In an interview with V3, David Johnson, principal analyst at Forrester, said such an approach was no bad thing for Citrix.
"What they are doing is making relatively small but pragmatic improvements across the product line and none of them alone are ground-breaking, but haul them together and you improve the experience and satisfaction that Citrix customers will have," he said.
Head in the cloud
What did catch Johnson's eye was the reveal of Citrix Workspace Cloud (CWC), a single service that acts as a cloud-hosted control layer to deploy and manage virtualisation across user-selected clouds.
"It helps paint a picture for the next generation, if you will, of the digital workspace as Citrix sees it," he said, noting how the company is exploring the cloud as a way to bolster the services it offers customers.
Johnson (pictured left) said that when it launches in June, CWC will offer Citrix customers a way to set up virtual workspaces without the hassle of managing complex IT infrastructures.
"What's important is removing a pretty significant barrier to adoption for conventional digital workspace technologies," he said.
"Right now when companies think about a desktop virtualisation initiative of any kind, they know that they have a lot of research to do, they know they have a lot of work to do to set up the environment, to procure hardware, to get everything set up and configured and learn how to operate and manage it.
"Those are all expensive activities that need specialist skills. If [companies] can remove the operational side of infrastructure, then it's easier for them to adopt and do something quickly.
"But the platform has to be sophisticated enough as well to do things like support multiple different users, but still get IT out of managing the infrastructure."
Johnson said Citrix can offer that service, calling CWC a "pretty powerful platform".
Christian Reilly, chief technology officer of Workspace Services at Citrix, understandably echoed Johnson's comments and told V3: "It's really about helping customers remove complexity and add speed."
Steps to the cloud
V3 noted that by offering a cloud-hosted management layer rather than a full end-to-end cloud-powered virtualisation service, Citrix could be enticing customers not already using cloud platforms to move in that direction.
Given that CWC supports control of virtualisation on both on-premise and multiple cloud deployments, it may effectively act as a stepping stone to the cloud for companies that are still reluctant to abandon their legacy infrastructure.
Reilly agreed, in part: "We're not saying [customers] have to go to Citrix Workspace Cloud but we're trying to point out that there are significant value points to going that way."

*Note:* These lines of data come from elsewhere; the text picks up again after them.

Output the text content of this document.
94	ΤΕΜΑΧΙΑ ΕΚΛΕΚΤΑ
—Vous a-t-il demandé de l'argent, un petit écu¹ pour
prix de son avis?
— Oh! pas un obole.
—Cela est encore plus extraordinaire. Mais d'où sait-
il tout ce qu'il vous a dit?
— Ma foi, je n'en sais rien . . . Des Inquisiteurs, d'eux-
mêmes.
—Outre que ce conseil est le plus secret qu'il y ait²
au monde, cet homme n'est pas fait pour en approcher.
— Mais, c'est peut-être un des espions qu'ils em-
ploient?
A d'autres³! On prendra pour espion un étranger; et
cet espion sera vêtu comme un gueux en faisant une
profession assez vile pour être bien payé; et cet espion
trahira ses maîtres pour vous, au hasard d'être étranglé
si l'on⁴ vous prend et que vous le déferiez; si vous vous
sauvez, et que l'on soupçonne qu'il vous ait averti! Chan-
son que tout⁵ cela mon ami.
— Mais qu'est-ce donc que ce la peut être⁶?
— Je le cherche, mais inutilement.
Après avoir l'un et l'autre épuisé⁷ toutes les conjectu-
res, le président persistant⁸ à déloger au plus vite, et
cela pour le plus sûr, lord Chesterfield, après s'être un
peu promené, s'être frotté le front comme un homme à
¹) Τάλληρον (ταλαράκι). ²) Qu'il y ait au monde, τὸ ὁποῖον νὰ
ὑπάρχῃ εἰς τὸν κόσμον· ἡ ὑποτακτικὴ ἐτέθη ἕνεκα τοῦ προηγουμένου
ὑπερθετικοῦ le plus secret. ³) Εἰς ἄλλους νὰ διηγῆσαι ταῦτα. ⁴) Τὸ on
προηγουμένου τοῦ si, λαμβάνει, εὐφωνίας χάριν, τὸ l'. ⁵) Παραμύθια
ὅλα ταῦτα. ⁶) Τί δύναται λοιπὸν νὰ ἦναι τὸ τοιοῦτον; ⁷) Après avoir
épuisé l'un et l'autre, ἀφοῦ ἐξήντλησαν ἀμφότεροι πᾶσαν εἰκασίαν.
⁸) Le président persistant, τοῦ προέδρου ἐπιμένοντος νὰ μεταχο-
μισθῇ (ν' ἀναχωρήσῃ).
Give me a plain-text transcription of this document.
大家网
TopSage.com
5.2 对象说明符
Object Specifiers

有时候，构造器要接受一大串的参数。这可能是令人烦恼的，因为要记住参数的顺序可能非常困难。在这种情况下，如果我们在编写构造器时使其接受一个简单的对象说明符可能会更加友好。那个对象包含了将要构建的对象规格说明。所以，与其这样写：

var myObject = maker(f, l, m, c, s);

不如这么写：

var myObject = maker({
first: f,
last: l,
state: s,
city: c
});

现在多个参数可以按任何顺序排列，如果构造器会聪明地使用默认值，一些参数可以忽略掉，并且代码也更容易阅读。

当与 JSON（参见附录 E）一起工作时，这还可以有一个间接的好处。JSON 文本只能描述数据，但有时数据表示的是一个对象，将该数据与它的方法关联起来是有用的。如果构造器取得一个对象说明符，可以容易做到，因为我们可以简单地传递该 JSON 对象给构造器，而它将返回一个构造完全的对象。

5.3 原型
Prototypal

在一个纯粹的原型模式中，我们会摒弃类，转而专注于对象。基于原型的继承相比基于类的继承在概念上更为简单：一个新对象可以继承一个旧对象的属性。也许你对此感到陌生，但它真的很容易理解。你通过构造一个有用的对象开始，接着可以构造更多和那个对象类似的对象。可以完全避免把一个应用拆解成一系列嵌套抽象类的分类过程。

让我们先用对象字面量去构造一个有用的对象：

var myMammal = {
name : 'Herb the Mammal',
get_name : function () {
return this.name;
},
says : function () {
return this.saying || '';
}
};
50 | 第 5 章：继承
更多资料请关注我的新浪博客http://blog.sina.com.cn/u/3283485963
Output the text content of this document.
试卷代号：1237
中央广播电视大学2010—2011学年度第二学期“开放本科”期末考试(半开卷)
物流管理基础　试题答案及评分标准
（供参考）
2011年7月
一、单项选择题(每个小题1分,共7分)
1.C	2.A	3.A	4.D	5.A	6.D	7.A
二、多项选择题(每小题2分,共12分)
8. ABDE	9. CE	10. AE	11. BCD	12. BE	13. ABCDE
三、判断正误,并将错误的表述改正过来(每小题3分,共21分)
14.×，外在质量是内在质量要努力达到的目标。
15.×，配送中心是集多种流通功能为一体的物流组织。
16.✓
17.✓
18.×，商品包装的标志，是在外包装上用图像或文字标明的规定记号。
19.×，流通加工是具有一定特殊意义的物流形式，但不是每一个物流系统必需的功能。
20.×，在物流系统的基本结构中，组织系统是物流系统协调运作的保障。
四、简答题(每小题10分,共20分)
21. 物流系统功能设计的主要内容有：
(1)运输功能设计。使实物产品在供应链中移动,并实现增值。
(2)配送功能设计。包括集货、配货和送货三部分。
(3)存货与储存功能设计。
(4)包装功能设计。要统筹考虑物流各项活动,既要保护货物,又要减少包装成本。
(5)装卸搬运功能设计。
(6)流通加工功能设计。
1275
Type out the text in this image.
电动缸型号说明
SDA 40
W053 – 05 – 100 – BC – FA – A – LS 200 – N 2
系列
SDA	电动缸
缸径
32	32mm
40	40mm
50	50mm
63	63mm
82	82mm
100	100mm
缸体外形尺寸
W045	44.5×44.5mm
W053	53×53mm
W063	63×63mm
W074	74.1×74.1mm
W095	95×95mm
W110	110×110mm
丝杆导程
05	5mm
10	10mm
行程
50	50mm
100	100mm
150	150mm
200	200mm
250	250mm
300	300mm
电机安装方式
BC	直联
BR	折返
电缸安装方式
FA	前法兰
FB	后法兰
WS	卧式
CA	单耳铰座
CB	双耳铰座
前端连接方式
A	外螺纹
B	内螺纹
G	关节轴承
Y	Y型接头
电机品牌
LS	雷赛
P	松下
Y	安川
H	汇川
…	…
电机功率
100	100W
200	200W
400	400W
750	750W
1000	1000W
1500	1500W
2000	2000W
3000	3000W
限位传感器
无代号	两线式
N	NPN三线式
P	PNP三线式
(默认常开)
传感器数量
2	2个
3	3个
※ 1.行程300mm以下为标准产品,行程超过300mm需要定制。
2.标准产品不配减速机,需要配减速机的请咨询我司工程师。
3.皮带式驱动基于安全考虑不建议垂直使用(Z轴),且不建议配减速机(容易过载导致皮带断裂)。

Johnson said that CWC should make it easier for IT teams to set up virtualised workspaces, and therefore could also help pave the way to deeper cloud adoption.
"It does make it easier for companies to develop a cloud strategy for their desk environment," he said. "Nobody wants to manage Windows PCs anymore; they don't want that cost or complexity.
"If they can provide more flexibility and get out of the PC management business by moving to a cloud-type model then that's pretty compelling."
Given Citrix spent most of Synergy 2015 bulking out its product portfolio, V3 asked Reilly how Citrix plans to develop CWC after its launch.
"Once we get some good traction behind [CWC] we will be figuring out which services to add as part of that," he answered.
"I think it's a very clear statement that our intent is to look at cloud first as a very viable option; the short-term roadmap will include the addition of features as and when we get the market on board."
Johnson said he sees Citrix continuing this trend of expanding its portfolio to offer customers more options and flexibility rather than surprise them with a radical new product.
"Citrix has made some investments in user experience and that's an area where it continues to maintain high ground - that's where its golden goose is - it spends a lot there to innovate and do that, and that's what I see Citrix continuing to do," he concluded.
Workspace Cloud demo appears ( by applause ) very well received by attendees #CitrixSynergy— Bob Egan (@bobegan) May 12, 2015
With positive reactions to all of Citrix's announcements, it would appear that the company is on a winning path with incremental innovations.
However, it is worth noting that on the software side of IT, few companies can afford to rest on their laurels unless they wish to be rapidly left behind; particularly if your rival is virtualisation giant VMware.